45 letni mieszkaniec stanu Nowy Jork został aresztowany, po tym jak władze odkryły 27 martwych krów niedaleko Edmeston, w starej stodole. Po sprawdzeniu stanu posiadłości policjanci stwierdzili, że w budynku nie było paszy ani wody. Aresztowania dokonano po konsultacji z weterynarzem i prokuratorem okręgowym.
Ojciec hodowcy sprzedał kilka lat wcześniej gospodarstwo, a syn z kolei postanowił ratować fermę i wynajął ją od obecnego właściciela (nie zdając sobie z tego sprawy, że w budynku są zwierzęta?!). Hodowcy twierdzą, że bydło prawdopodobnie zmarło na zapalenie płuc na wiosnę, kiedy gospodarstwo już należało do syna.
– Nie dotarliśmy tam, mimo, że powinniśmy. Bardzo nam przykro, że tak się stało – mówi hodowca. Sprawa jest o tyle szokująca, że nikt nie zainteresował się zwierzętami i pozostawił je na pewną śmierć.

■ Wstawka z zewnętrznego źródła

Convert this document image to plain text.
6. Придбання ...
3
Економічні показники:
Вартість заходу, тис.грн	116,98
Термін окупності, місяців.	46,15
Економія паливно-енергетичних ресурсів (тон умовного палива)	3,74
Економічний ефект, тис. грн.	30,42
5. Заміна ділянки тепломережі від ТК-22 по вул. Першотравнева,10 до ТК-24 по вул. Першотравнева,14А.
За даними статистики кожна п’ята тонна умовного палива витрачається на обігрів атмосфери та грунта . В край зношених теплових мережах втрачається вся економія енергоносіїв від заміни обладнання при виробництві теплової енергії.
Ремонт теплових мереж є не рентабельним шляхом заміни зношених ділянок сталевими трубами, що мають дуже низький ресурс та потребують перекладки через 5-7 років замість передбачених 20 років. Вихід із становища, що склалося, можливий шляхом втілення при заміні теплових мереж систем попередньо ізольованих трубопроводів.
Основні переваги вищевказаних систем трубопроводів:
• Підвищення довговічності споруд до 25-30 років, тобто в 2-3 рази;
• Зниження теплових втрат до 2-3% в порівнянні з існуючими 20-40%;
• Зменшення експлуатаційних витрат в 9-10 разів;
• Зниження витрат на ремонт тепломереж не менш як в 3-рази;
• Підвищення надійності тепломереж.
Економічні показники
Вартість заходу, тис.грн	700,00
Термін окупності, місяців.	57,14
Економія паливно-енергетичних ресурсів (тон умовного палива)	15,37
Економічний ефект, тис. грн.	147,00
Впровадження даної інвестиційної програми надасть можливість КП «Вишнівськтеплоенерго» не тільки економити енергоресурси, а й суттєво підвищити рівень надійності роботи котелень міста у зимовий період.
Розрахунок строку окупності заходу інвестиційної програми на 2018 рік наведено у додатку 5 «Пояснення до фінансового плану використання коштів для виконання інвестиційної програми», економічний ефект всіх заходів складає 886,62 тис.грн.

– Jedno, co chciałbym powiedzieć, to to, że hodowcy bydła mlecznego znajdują się pod silną presją ekonomiczną, ponieważ ceny mleka od jakiegoś czasu są dość niskie. Mimo to, nie może to być wymówką, że nie dba się w należyty sposób o zwierzęta - mówi specjalista ds. mleczarstwa z tamtego rejonu.